The state-run Ziraat Bank closed its account with the Venezuelan central bank without providing further details, Bloomberg’s Patricia Laya and Çağan Koç reported on Thursday.
Turkey has become a staunch supporter of Venezuelan strongman Nicolas Maduro, with Turkish President Recep Tayyip Erdoğan among the first statesmen to deliver a message support when opposition leader Juan Guaido declared himself interim president in January.
Erdoğan’s statements of support have been backed up by trade deals that have helped secure vital supplies of food for the Maduro regime, which has also moved its gold trade to Turkey.
When the United States imposed new sanctions on Venezuela last week, also threatening to extend them to “anyone who supports” Maduro’s government, the Turkish Foreign Ministry published a statement expressing its disapproval of the U.S. measures.
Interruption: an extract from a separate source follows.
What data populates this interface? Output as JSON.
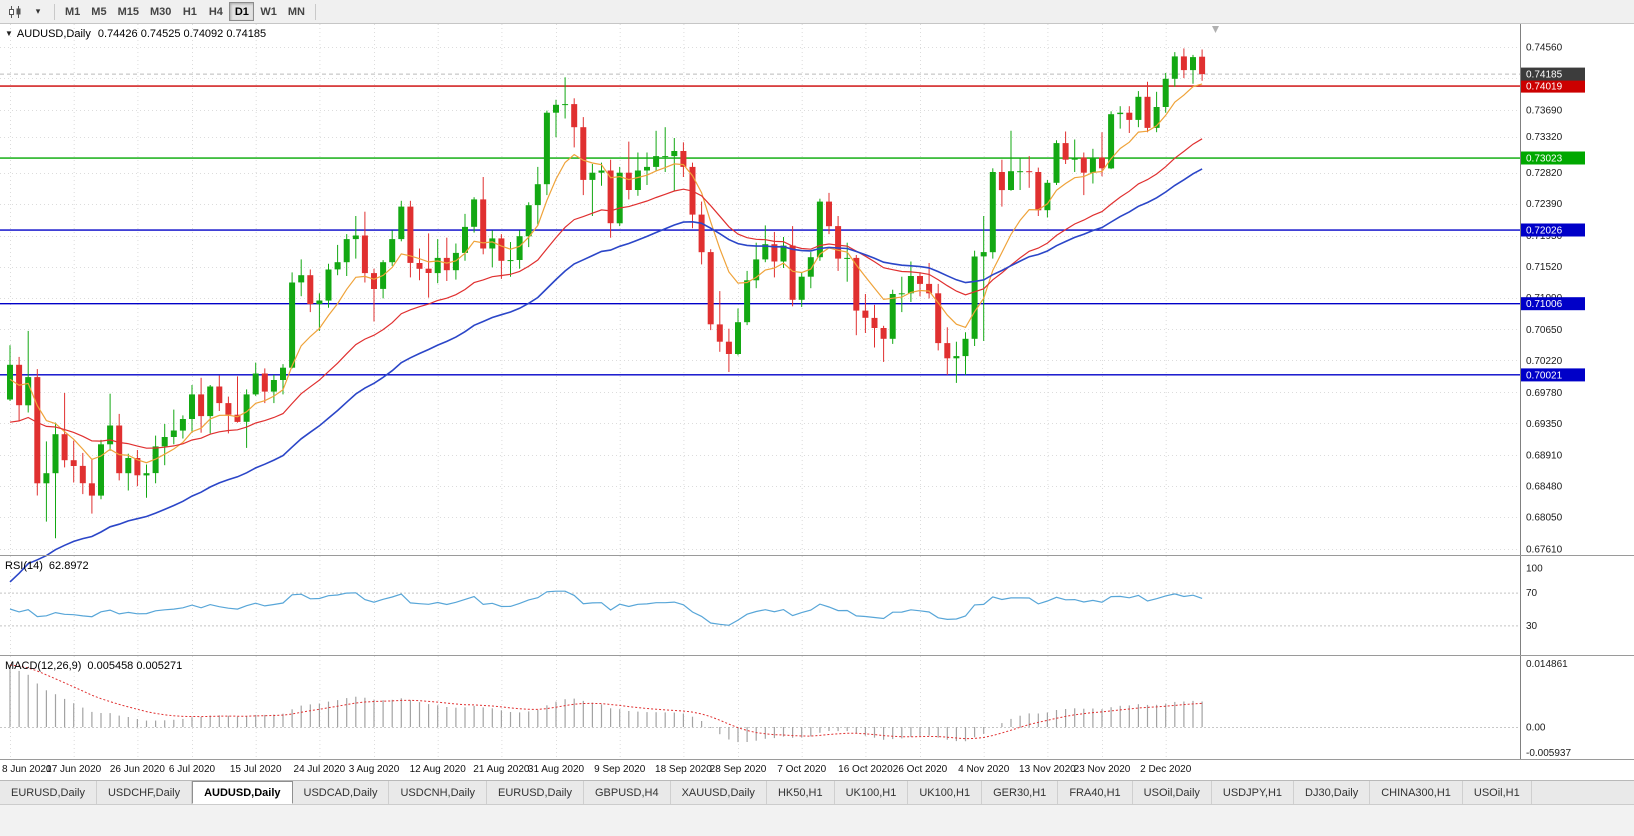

Yet the strengthened sanctions were enough to deter Ziraat Bank from continuing its trade with the Venezuelan central bank, an action that would see it risk being frozen out of the global finance system.
“Venezuela’s Central Bank was relying on Ziraat to pay contractors, move money and import products in Turkish liras”, Bloomberg’s report said.
Last month, the U.S. Treasury placed sanctions on a network of businesses, including one Turkish company, which it said had been run by Colombian businessman Alex Saab to profit from food imports in Venezuela.
Another Turkish state-owned bank, Halkbank, has already risked being hit with massive fines after participating in a scheme to break sanctions on Iran. An executive at the bank, Mehmet Hakan Atilla, was sentenced for the scheme last year.